According to Vazirani, stabilizing quantum computers is the most important challenge to making quantum computers practical. It’s an essential step to realizing the enormous speedups promised by quantum algorithms for breaking modern cryptography and quantum simulation — and could possibly speed up machine learning.
Part of Vazirani’s project will be hosted at the Simons Institute for the Theory of Computing and will leverage the expertise of postdoctoral researchers in the Quantum Research Pod and the institute’s many visitors.
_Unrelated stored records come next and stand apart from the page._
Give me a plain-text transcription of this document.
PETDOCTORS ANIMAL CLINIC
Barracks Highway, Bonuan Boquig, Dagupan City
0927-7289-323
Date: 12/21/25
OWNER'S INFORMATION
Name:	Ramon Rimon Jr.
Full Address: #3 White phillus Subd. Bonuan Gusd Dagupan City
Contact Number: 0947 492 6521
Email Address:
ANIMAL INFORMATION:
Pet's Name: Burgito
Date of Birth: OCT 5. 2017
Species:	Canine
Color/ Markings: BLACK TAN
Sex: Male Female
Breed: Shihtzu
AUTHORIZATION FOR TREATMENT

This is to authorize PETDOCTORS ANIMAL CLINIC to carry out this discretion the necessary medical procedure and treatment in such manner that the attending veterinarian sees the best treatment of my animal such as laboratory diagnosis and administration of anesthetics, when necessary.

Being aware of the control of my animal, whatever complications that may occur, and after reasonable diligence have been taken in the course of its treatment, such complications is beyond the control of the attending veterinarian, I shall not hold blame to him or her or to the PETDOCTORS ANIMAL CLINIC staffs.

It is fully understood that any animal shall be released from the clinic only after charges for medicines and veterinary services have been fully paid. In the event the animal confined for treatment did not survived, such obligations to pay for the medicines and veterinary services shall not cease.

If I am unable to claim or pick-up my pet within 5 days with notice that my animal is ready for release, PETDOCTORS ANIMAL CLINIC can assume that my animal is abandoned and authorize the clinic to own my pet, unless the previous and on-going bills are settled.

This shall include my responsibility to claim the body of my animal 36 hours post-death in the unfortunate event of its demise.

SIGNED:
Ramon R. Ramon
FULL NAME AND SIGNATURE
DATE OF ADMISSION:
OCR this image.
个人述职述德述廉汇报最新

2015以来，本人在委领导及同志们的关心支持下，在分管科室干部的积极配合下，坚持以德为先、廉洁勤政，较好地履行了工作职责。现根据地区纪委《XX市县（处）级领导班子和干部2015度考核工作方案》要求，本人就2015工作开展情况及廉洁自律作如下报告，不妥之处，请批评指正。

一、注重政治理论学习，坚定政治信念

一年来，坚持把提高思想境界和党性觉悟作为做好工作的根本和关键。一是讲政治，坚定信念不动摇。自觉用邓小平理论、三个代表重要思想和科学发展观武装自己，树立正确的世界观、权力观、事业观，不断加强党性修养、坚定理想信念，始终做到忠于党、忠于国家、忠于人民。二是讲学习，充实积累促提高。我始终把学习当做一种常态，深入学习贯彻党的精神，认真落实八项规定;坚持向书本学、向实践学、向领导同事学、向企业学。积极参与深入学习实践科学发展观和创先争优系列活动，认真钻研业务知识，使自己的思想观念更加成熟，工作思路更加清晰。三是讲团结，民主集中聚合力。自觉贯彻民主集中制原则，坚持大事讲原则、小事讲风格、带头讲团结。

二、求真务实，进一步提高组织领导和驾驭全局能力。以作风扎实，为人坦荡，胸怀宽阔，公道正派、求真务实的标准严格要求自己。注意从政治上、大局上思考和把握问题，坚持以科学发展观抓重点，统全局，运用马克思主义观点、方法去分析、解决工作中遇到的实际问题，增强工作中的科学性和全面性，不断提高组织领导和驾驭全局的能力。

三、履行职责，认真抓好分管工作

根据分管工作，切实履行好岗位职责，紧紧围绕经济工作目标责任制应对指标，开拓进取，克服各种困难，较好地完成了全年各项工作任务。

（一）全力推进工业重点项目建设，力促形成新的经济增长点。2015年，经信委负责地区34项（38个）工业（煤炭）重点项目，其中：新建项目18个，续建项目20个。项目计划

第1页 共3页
The project will also help fund meetings designed to bring together a diverse group of researchers to exchange ideas and collaborate.
In addition to Vazirani’s grant, the DOE recently awarded a combined total of over $2M to the following engineering professors for their innovative research projects:
- Allen Goldstein, professor of civil and environmental engineering and of environmental science, policy and management, will study aerosol chemical composition to advance our understanding of climate-relevant cloud, aerosol, precipitation and thermodynamic processes.
- Raluca Scarlat, assistant professor of nuclear engineering, will use novel electrode geometry designs to study hydrogen concentration and diffusivity in FLiBe, a molten salt coolant used in nuclear reactors.
- Vladimir Stojanovic, professor of electrical engineering and computer sciences, will collaborate with Lawrence Berkeley National Laboratory to develop a modeling and evaluation framework for a Zetta-scale superconducting electronics-based supercomputing system.
- Karl van Bibber, professor of nuclear engineering, will lead a team of scientists as they search for an ultralight but extremely dense particle called the axion, which may account for the local dark matter in our galaxy.